French President François Hollande arrived in Kazakhstan on Friday for a two-day visit to a country with vast uranium and gas reserves and infrastructure contracts on offer. NGOs urged him to raise human rights issues with Kazakh President Nursultan Nazarbayev
Hollande is accompanied by representatives of about 50 business, several of which are already doing lucrative business with Kazakhstan, and about 20 from France's universities, which hope to extend educational and scientific cooperation.
France is Kazakhstan's fifth-largest trade partner and Hollande's delegation includes executives from major French companies, including:
Nuclear company Areva – Kazakhstan is France's biggest uranium supplier;
Energy companies Total – a partner in a gas plant on the Caspian Sea – EDF and GDF Suez;
Service and utility companies Veolia, Suez, the SNCF rail company and Vinci;
Plane-builder Airbus and carmaker Peugeot.
France sells weapons, helicopters and airplanes to the Kazakh armed forces.
Kazakhstan is rich in natural resources, being the world's main supplier of uranium, as well as a source of manganese, iron and petrol, and the wealth they are generating mean that it plans to invest in waste-disposal, aeronautics, urban transport, construction, health and tourism.
Sandwiched between two powerful neighbours, Russia and China, Kazakhstan is one of the four countries which form the Eurasian Union, an economic block of former soviet states that Russia is looking to enlarge.
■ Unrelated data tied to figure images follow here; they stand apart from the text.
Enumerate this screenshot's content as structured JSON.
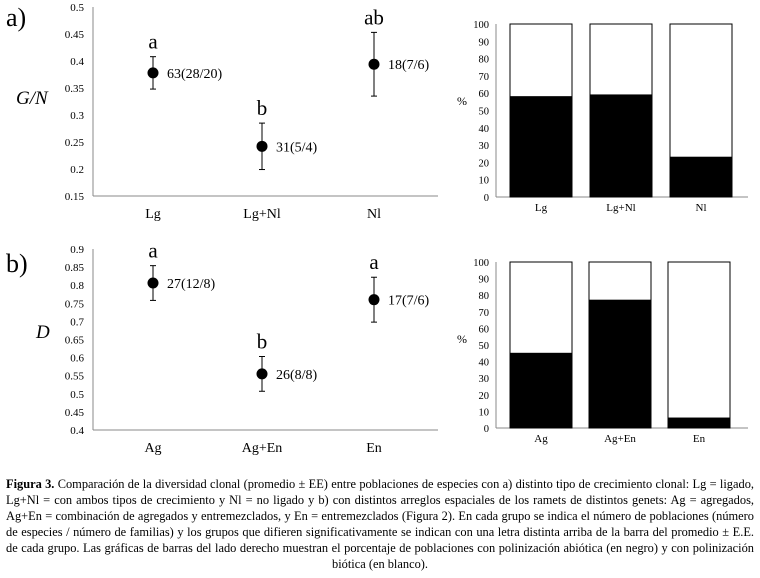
{
  "figure": {
    "panel_a": {
      "label": "a)",
      "ylabel": "G/N",
      "yticks": [
        "0.5",
        "0.45",
        "0.4",
        "0.35",
        "0.3",
        "0.25",
        "0.2",
        "0.15"
      ],
      "categories": [
        "Lg",
        "Lg+Nl",
        "Nl"
      ],
      "letters": [
        "a",
        "b",
        "ab"
      ],
      "annotations": [
        "63(28/20)",
        "31(5/4)",
        "18(7/6)"
      ]
    },
    "panel_b": {
      "label": "b)",
      "ylabel": "D",
      "yticks": [
        "0.9",
        "0.85",
        "0.8",
        "0.75",
        "0.7",
        "0.65",
        "0.6",
        "0.55",
        "0.5",
        "0.45",
        "0.4"
      ],
      "categories": [
        "Ag",
        "Ag+En",
        "En"
      ],
      "letters": [
        "a",
        "b",
        "a"
      ],
      "annotations": [
        "27(12/8)",
        "26(8/8)",
        "17(7/6)"
      ]
    },
    "bars_a": {
      "ylabel": "%",
      "yticks": [
        "100",
        "90",
        "80",
        "70",
        "60",
        "50",
        "40",
        "30",
        "20",
        "10",
        "0"
      ],
      "categories": [
        "Lg",
        "Lg+Nl",
        "Nl"
      ]
    },
    "bars_b": {
      "ylabel": "%",
      "yticks": [
        "100",
        "90",
        "80",
        "70",
        "60",
        "50",
        "40",
        "30",
        "20",
        "10",
        "0"
      ],
      "categories": [
        "Ag",
        "Ag+En",
        "En"
      ]
    }
  },
  "chart_data": [
    {
      "type": "scatter",
      "panel": "a",
      "categories": [
        "Lg",
        "Lg+Nl",
        "Nl"
      ],
      "values": [
        0.378,
        0.242,
        0.394
      ],
      "error": [
        0.03,
        0.043,
        0.059
      ],
      "ylim": [
        0.15,
        0.5
      ],
      "ylabel": "G/N"
    },
    {
      "type": "scatter",
      "panel": "b",
      "categories": [
        "Ag",
        "Ag+En",
        "En"
      ],
      "values": [
        0.806,
        0.555,
        0.76
      ],
      "error": [
        0.048,
        0.048,
        0.062
      ],
      "ylim": [
        0.4,
        0.9
      ],
      "ylabel": "D"
    },
    {
      "type": "bar",
      "panel": "a",
      "stacked": true,
      "categories": [
        "Lg",
        "Lg+Nl",
        "Nl"
      ],
      "series": [
        {
          "values": [
            58,
            59,
            23
          ],
          "color": "#000000"
        },
        {
          "values": [
            42,
            41,
            77
          ],
          "color": "#ffffff"
        }
      ],
      "ylim": [
        0,
        100
      ],
      "ylabel": "%"
    },
    {
      "type": "bar",
      "panel": "b",
      "stacked": true,
      "categories": [
        "Ag",
        "Ag+En",
        "En"
      ],
      "series": [
        {
          "values": [
            45,
            77,
            6
          ],
          "color": "#000000"
        },
        {
          "values": [
            55,
            23,
            94
          ],
          "color": "#ffffff"
        }
      ],
      "ylim": [
        0,
        100
      ],
      "ylabel": "%"
    }
  ],
  "caption": {
    "bold": "Figura 3.",
    "text": " Comparación de la diversidad clonal (promedio ± EE) entre poblaciones de especies con a) distinto tipo de crecimiento clonal: Lg = ligado, Lg+Nl = con ambos tipos de crecimiento y Nl = no ligado y b) con distintos arreglos espaciales de los ramets de distintos genets: Ag = agregados, Ag+En = combinación de agregados y entremezclados, y En = entremezclados (Figura 2). En cada grupo se indica el número de poblaciones (número de especies / número de familias) y los grupos que difieren significativamente se indican con una letra distinta arriba de la barra del promedio ± E.E. de cada grupo. Las gráficas de barras del lado derecho muestran el porcentaje de poblaciones con polinización abiótica (en negro) y con polinización biótica (en blanco)."
  }
}
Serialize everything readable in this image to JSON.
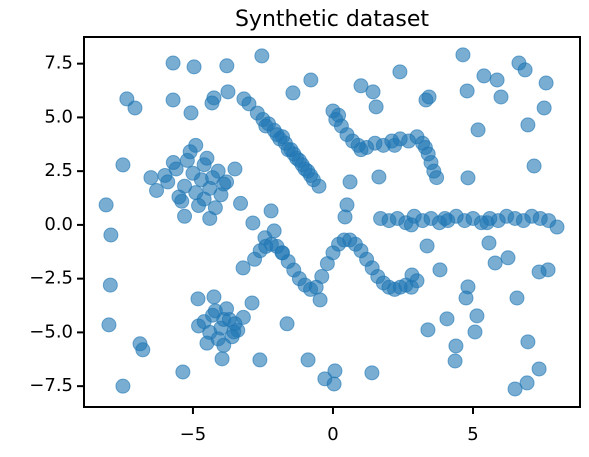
{
  "chart_data": {
    "type": "scatter",
    "title": "Synthetic dataset",
    "color": "#1f77b4",
    "x": [
      -8.1,
      -7.93,
      -7.95,
      -8.0,
      -7.5,
      -7.36,
      -7.07,
      -7.5,
      -6.89,
      -6.79,
      -5.71,
      -4.96,
      -3.79,
      -2.54,
      -5.71,
      -5.07,
      -4.32,
      -4.25,
      -3.75,
      -3.18,
      -3.0,
      -5.36,
      -4.82,
      -4.25,
      -3.96,
      -3.54,
      -2.61,
      -2.89,
      -1.82,
      -1.64,
      -0.89,
      -0.29,
      0.04,
      0.07,
      1.39,
      -0.79,
      -1.43,
      0.61,
      0.5,
      0.43,
      1.0,
      1.43,
      1.54,
      2.39,
      3.32,
      3.43,
      4.64,
      4.79,
      5.39,
      5.86,
      6.0,
      6.64,
      6.86,
      7.61,
      7.54,
      6.96,
      5.18,
      7.18,
      4.82,
      1.64,
      8.0,
      7.68,
      7.36,
      7.36,
      6.93,
      6.5,
      6.96,
      6.57,
      5.14,
      5.07,
      4.39,
      4.36,
      3.39,
      3.82,
      4.82,
      4.75,
      4.07,
      5.79,
      6.25,
      5.57,
      3.36,
      2.82,
      -2.21,
      -2.43,
      -2.1,
      -2.86,
      -3.21,
      -0.46,
      -5.9,
      -5.6,
      -5.3,
      -5.0,
      -4.7,
      -4.4,
      -4.1,
      -3.8,
      -5.5,
      -5.2,
      -4.9,
      -4.6,
      -4.3,
      -4.0,
      -5.7,
      -5.4,
      -5.1,
      -4.8,
      -4.5,
      -4.2,
      -6.3,
      -6.0,
      -3.5,
      -3.3,
      -4.9,
      -5.3,
      -4.4,
      -3.9,
      -6.5,
      -4.6,
      -4.6,
      -4.3,
      -4.0,
      -3.7,
      -3.4,
      -4.4,
      -4.1,
      -3.8,
      -3.5,
      -4.2,
      -3.9,
      -3.6,
      -4.8,
      -3.2,
      -3.9,
      -4.5,
      -2.7,
      -2.5,
      -2.3,
      -2.1,
      -1.9,
      -1.7,
      -1.5,
      -1.3,
      -1.1,
      -0.9,
      -0.7,
      -0.5,
      -2.4,
      -2.0,
      -1.6,
      -1.2,
      -0.8,
      -1.8,
      -1.4,
      -1.0,
      0.0,
      0.2,
      0.3,
      0.5,
      0.7,
      0.9,
      1.2,
      1.5,
      1.8,
      2.1,
      2.4,
      2.7,
      3.0,
      3.2,
      3.4,
      3.5,
      3.6,
      3.7,
      0.1,
      1.0,
      2.2,
      3.3,
      -2.8,
      -2.6,
      -2.4,
      -2.2,
      -2.0,
      -1.8,
      -1.6,
      -1.4,
      -1.2,
      -1.0,
      -0.8,
      -0.6,
      -0.4,
      -0.2,
      0.0,
      0.2,
      0.4,
      0.6,
      0.8,
      1.0,
      1.2,
      1.4,
      1.6,
      1.8,
      2.0,
      2.2,
      2.4,
      2.6,
      2.8,
      3.0,
      1.7,
      2.0,
      2.3,
      2.6,
      2.9,
      3.2,
      3.5,
      3.8,
      4.1,
      4.4,
      4.7,
      5.0,
      5.3,
      5.6,
      5.9,
      6.2,
      6.5,
      6.8,
      7.1,
      7.4,
      7.7,
      2.8,
      4.0,
      5.5
    ],
    "values": [
      0.93,
      -0.47,
      -2.8,
      -4.65,
      -7.5,
      5.86,
      5.44,
      2.79,
      -5.53,
      -5.81,
      7.53,
      7.35,
      7.4,
      7.86,
      5.81,
      5.21,
      5.67,
      5.91,
      6.19,
      5.86,
      5.63,
      -6.84,
      -3.44,
      -3.35,
      -6.23,
      -4.98,
      -6.28,
      -3.63,
      -1.3,
      -4.6,
      -6.28,
      -7.16,
      -7.4,
      -6.79,
      -6.88,
      6.74,
      6.14,
      2.0,
      0.93,
      0.37,
      6.47,
      6.19,
      5.49,
      7.12,
      5.81,
      5.95,
      7.91,
      6.23,
      6.93,
      6.74,
      5.95,
      7.53,
      7.21,
      6.6,
      5.44,
      4.65,
      4.42,
      2.74,
      2.19,
      2.23,
      -0.1,
      -2.09,
      -2.19,
      -6.7,
      -7.35,
      -7.63,
      -5.44,
      -3.4,
      -4.23,
      -4.98,
      -5.63,
      -6.33,
      -4.88,
      -2.09,
      -2.88,
      -3.4,
      -4.37,
      -1.77,
      -1.53,
      -0.84,
      -0.98,
      -2.33,
      0.65,
      -0.6,
      -0.28,
      0.09,
      -2.0,
      -3.49,
      2.0,
      2.6,
      1.8,
      2.4,
      2.1,
      1.7,
      2.5,
      2.0,
      1.3,
      3.0,
      1.5,
      2.8,
      2.2,
      1.4,
      2.9,
      1.1,
      3.4,
      0.9,
      3.1,
      0.8,
      1.6,
      2.3,
      2.6,
      1.0,
      3.7,
      0.4,
      0.3,
      1.9,
      2.2,
      1.2,
      -4.5,
      -4.2,
      -4.8,
      -4.4,
      -4.9,
      -5.0,
      -5.3,
      -3.9,
      -4.6,
      -4.0,
      -5.6,
      -5.2,
      -4.7,
      -4.3,
      -4.4,
      -5.5,
      5.2,
      4.9,
      4.7,
      4.4,
      4.0,
      3.8,
      3.5,
      3.1,
      2.8,
      2.5,
      2.1,
      1.8,
      4.6,
      4.2,
      3.5,
      3.0,
      2.3,
      4.1,
      3.3,
      2.6,
      5.3,
      5.1,
      4.6,
      4.2,
      3.9,
      3.7,
      3.6,
      3.8,
      3.7,
      3.9,
      4.0,
      3.9,
      4.1,
      3.8,
      3.3,
      2.9,
      2.5,
      2.2,
      4.9,
      3.5,
      3.7,
      3.6,
      -1.6,
      -1.2,
      -1.0,
      -0.9,
      -1.0,
      -1.3,
      -1.7,
      -2.1,
      -2.5,
      -2.8,
      -3.0,
      -2.9,
      -2.4,
      -1.8,
      -1.3,
      -0.9,
      -0.7,
      -0.7,
      -0.9,
      -1.2,
      -1.6,
      -2.0,
      -2.4,
      -2.7,
      -2.9,
      -3.0,
      -2.9,
      -2.8,
      -2.9,
      -2.6,
      0.3,
      0.2,
      0.3,
      0.1,
      0.4,
      0.2,
      0.3,
      0.1,
      0.2,
      0.4,
      0.2,
      0.3,
      0.1,
      0.3,
      0.2,
      0.4,
      0.3,
      0.2,
      0.4,
      0.3,
      0.2,
      0.0,
      0.3,
      0.1
    ],
    "xlim": [
      -8.89,
      8.82
    ],
    "ylim": [
      -8.47,
      8.74
    ],
    "xticks": [
      {
        "value": -5,
        "label": "−5"
      },
      0,
      5
    ],
    "yticks": [
      {
        "value": -7.5,
        "label": "−7.5"
      },
      {
        "value": -5,
        "label": "−5.0"
      },
      {
        "value": -2.5,
        "label": "−2.5"
      },
      {
        "value": 0,
        "label": "0.0"
      },
      2.5,
      {
        "value": 5,
        "label": "5.0"
      },
      7.5
    ]
  }
}
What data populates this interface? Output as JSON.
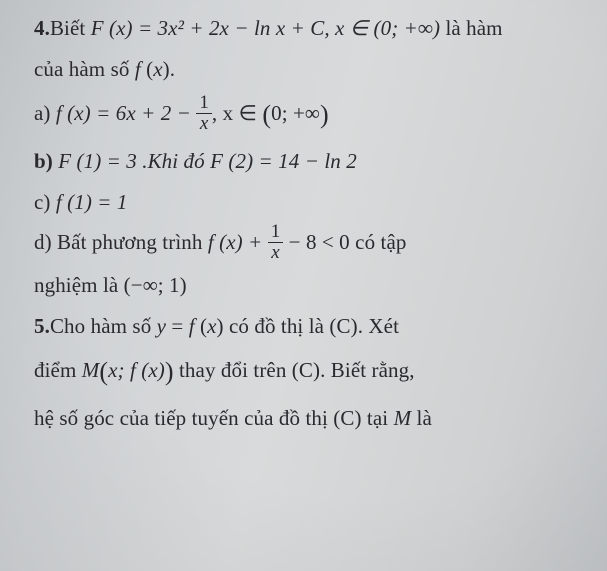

Nazarbayev insists that his links with Moscow are economic and not political but France and the European Union want to ensure that he does not align himself with Russian President Vladimir Putin's increasingly anti-Western stance.
Russia's role in the Ukraine crisis and its annexation of Crimea have raised concern in Kazakhstan, which has the largest Russian minority of any country in the world – four million ouit of a 17-million population.
Activists were worried that human rights would not figure highly on the agenda, although Hollande's entourage insisted that they would he raised.
Paris-based Reporters without Borders (RSF) places Kazakhstan 161st out of 180 in its press freedom lindex.
"In 2014 we have seen an acceleration of attacks on freedom," RSF's Johann Bihr told RFI. "Laws have been passed that are evidence of the authorities' tightening up on dissident movements, for example self-censorship forced on the media."
Amnesty International accuses security forces of practising torture and enjoying impunity.
Kazakh oligarch Mukhtar Ablyazov, an opponent of Nazurbayev accused of embezzlement, has been in jail in France for a year, as his lawyers fight extradition bids from Russia, Kazakhstan and Ukraine.
Hollande is the third French president to visit Kazakhstan, following François Mitterrand in 1993 and Nicolas Sarkozy in 2009.